Happiness is easy to describe. Anger is hugely circumstantial. So it’s relatively easy to talk and feel about happiness, but sadness? 

How do you express sadness in a way that affects the readers? I can barely describe my own sadness most of the time. Knowing that my words were so well put together that they made others feel sad feels like an accomplishment. In some ways, it feels like winning a championship.

To win is to have others lose, and losing might bring those people pain, but you’ve won. You’re the winner. You made others fail, you made others cry, and you made others feel hopeless, but you won. When people said my writing made them sad, I’ve won.

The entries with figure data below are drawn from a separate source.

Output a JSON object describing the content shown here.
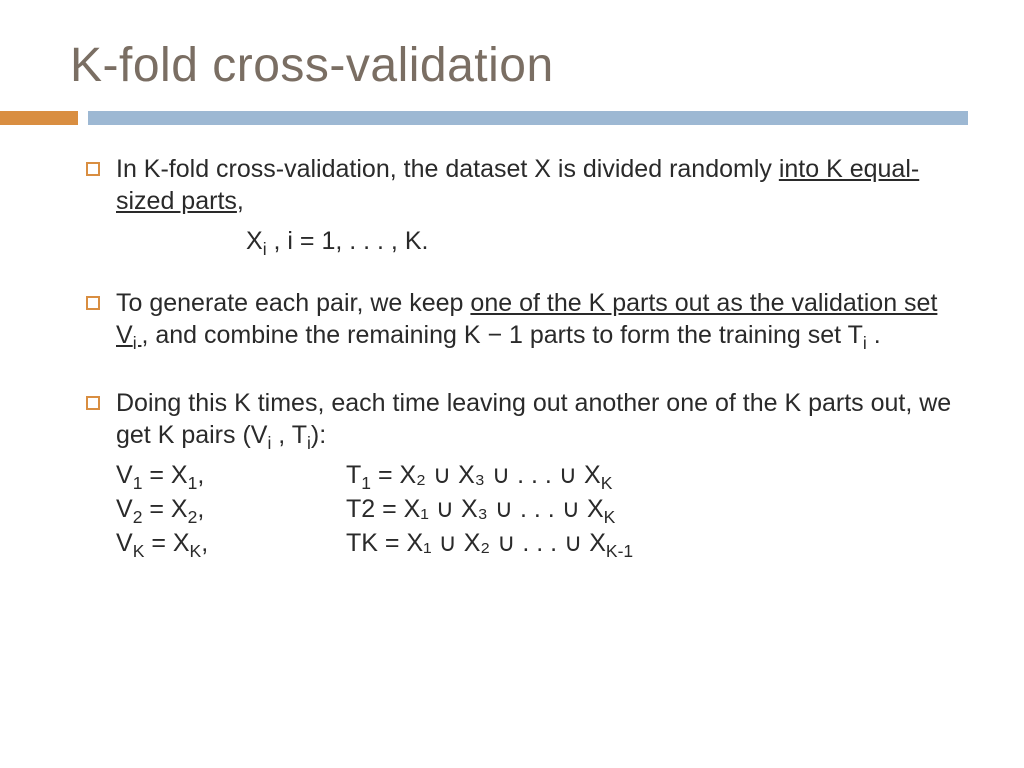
{
  "title": "K-fold cross-validation",
  "colors": {
    "title_text": "#7a6e63",
    "rule_orange": "#d98e41",
    "rule_blue": "#9db8d3",
    "body_text": "#2a2a2a",
    "background": "#ffffff"
  },
  "typography": {
    "title_fontsize": 48,
    "body_fontsize": 25,
    "font_family": "Segoe UI"
  },
  "bullets": [
    {
      "pre": "In K-fold cross-validation, the dataset X is divided randomly ",
      "underline": "into K equal-sized parts",
      "post": ","
    },
    {
      "pre": "To generate each pair, we keep ",
      "underline": "one of the K parts out as the validation set V",
      "underline_sub": "i ",
      "post1": ", and combine the remaining K − 1 parts to form the training set T",
      "post_sub": "i",
      "post2": " ."
    },
    {
      "pre": "Doing this K times, each time leaving out another one of the K parts out, we get K pairs (V",
      "sub1": "i",
      "mid": " , T",
      "sub2": "i",
      "post": "):"
    }
  ],
  "formula": {
    "lhs": "X",
    "lhs_sub": "i",
    "rhs": " , i = 1, . . . , K."
  },
  "equations": [
    {
      "lhs_sym": "V",
      "lhs_sub": "1",
      "lhs_eq": " = X",
      "lhs_sub2": "1",
      "lhs_tail": ",",
      "rhs_sym": " T",
      "rhs_sub": "1",
      "rhs": " = X₂ ∪ X₃ ∪ . . . ∪ X",
      "rhs_sub_end": "K"
    },
    {
      "lhs_sym": "V",
      "lhs_sub": "2",
      "lhs_eq": " = X",
      "lhs_sub2": "2",
      "lhs_tail": ",",
      "rhs_sym": "T2",
      "rhs_sub": "",
      "rhs": " = X₁ ∪ X₃ ∪ . . . ∪ X",
      "rhs_sub_end": "K"
    },
    {
      "lhs_sym": "V",
      "lhs_sub": "K",
      "lhs_eq": " = X",
      "lhs_sub2": "K",
      "lhs_tail": ",",
      "rhs_sym": "TK",
      "rhs_sub": "",
      "rhs": " = X₁ ∪ X₂ ∪ . . . ∪ X",
      "rhs_sub_end": "K-1"
    }
  ]
}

Honestly, though, sad things don’t have too large of an impact on me. Well, at the moment, they do, but afterwards? It’s like I’ve forgotten about everything I felt. I may like crying during movies and picking up books, notoriously known for being incredibly heart-wrenching, but it doesn’t affect me afterwards

Of course, No Longer Human will always stick with me, but when I think back on the book as I’m writing this, that sadness almost feels fake. It feels like some dream I had many nights ago, and I only remember snippets of it. Maybe that’s another reason I like sad media but not actual sadness. 

It hurts to watch sad things, it does, but I never feel sad afterwards. I leave all that emotion behind me and walk forward, feeling no need to feel sad anymore. It’s therapeutic, as the ultimate stress reliever.

I might not understand myself or this twisted love of sadness, but it’s here. And until it becomes a hindrance, I’ve decided to befriend it. Who knows, maybe it’s a good thing after all.